Татьяна Львовна, издергавшись, с тревогой уезжала в Никольское-Обольяново к Олсуфьевым с безрадостными воспоминаниями о яснополянском лете:

«Последнее время в Ясной Поляне я ровно ничего не могла делать: то я стояла у окна и слушала интонации голоса разговаривающих папа и мама, то бежала разыскивать мама, то мне казалось, что Андрюша и Миша перешептываются о чем-то нехорошем, то, что от Миши вином пахнет, и это меня повергало в уныние и такую грусть, что сердце щемило и физически тошно делалось».

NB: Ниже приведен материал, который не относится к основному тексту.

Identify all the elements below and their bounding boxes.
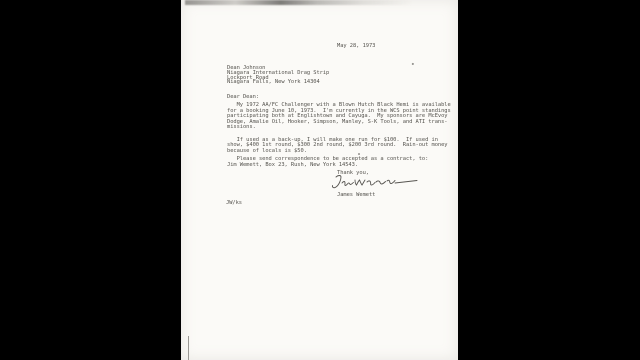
initials-line: JW/ks [226,200,242,206]
letter-body: May 28, 1973 Dean Johnson Niagara Intern… [181,0,458,360]
handwritten-signature [329,173,421,193]
letterbox-right [458,0,640,360]
date-line: May 28, 1973 [337,43,375,49]
paragraph-line: Dodge, Amalie Oil, Hooker, Simpson, Manl… [227,120,451,126]
salutation: Dear Dean: [227,94,259,100]
paragraph-2: If used as a back-up, I will make one ru… [227,138,448,155]
letterbox-left [0,0,181,360]
typist-initials: JW/ks [226,200,242,206]
letter-paper: May 28, 1973 Dean Johnson Niagara Intern… [181,0,458,360]
salutation-line: Dear Dean: [227,94,259,100]
typed-signature-name: James Wemett [337,192,375,198]
letter-date: May 28, 1973 [337,43,375,49]
paragraph-3: Please send correspondence to be accepte… [227,157,428,168]
scanned-letter-page: May 28, 1973 Dean Johnson Niagara Intern… [0,0,640,360]
paragraph-line: because of locals is $50. [227,149,448,155]
typed-name-line: James Wemett [337,192,375,198]
paragraph-line: Jim Wemett, Box 23, Rush, New York 14543… [227,163,428,169]
paragraph-line: missions. [227,125,451,131]
recipient-address: Dean Johnson Niagara International Drag … [227,66,329,85]
paragraph-1: My 1972 AA/FC Challenger with a Blown Hu… [227,103,451,131]
recipient-city: Niagara Falls, New York 14304 [227,80,329,85]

Софья Андреевна создает свой сценарий: поэтическое катание на лодках, какая-то славная поездка с Танеевым и дочерьми в Тулу, неожиданная встреча на обратном пути с сыном Андрюшей, беззаботное, радостное настроение, ежедневные веселые встречи со спокойным, благородным, добрым другом. И музыка, музыка, музыка. Софья Андреевна к немалому удивлению окружающих становится «консерваторской дамой» и меломаном. Она в восторге от всего, что исполняет Сергей Иванович. Она одна из всех Толстых (мнение Сергея Львовича профессиональное, оно взвешенное и относится к гораздо более позднему времени, когда произведения Танеева начали получать признание) неизменно с похвалой отзывается о его композициях. Толстой их совершенно не принимал, а Татьяна Львовна отзывалась крайне резко не только о композициях и опере Танеева, но и об «отвратительном» Мусоргском. Она абонировала кресла в шестом ряду, естественно, рядом с Танеевым, с которым во время исполнения сложной симфонии делилась своими замечаниями, демонстрируя тем самым тонкое понимание музыки, эстетичность своей натуры. С необычайным упорством, с каким-то отчаянием Софья Андреевна часами разучивала гаммы, стремясь развить пальцы, чем положительно измучила домочадцев.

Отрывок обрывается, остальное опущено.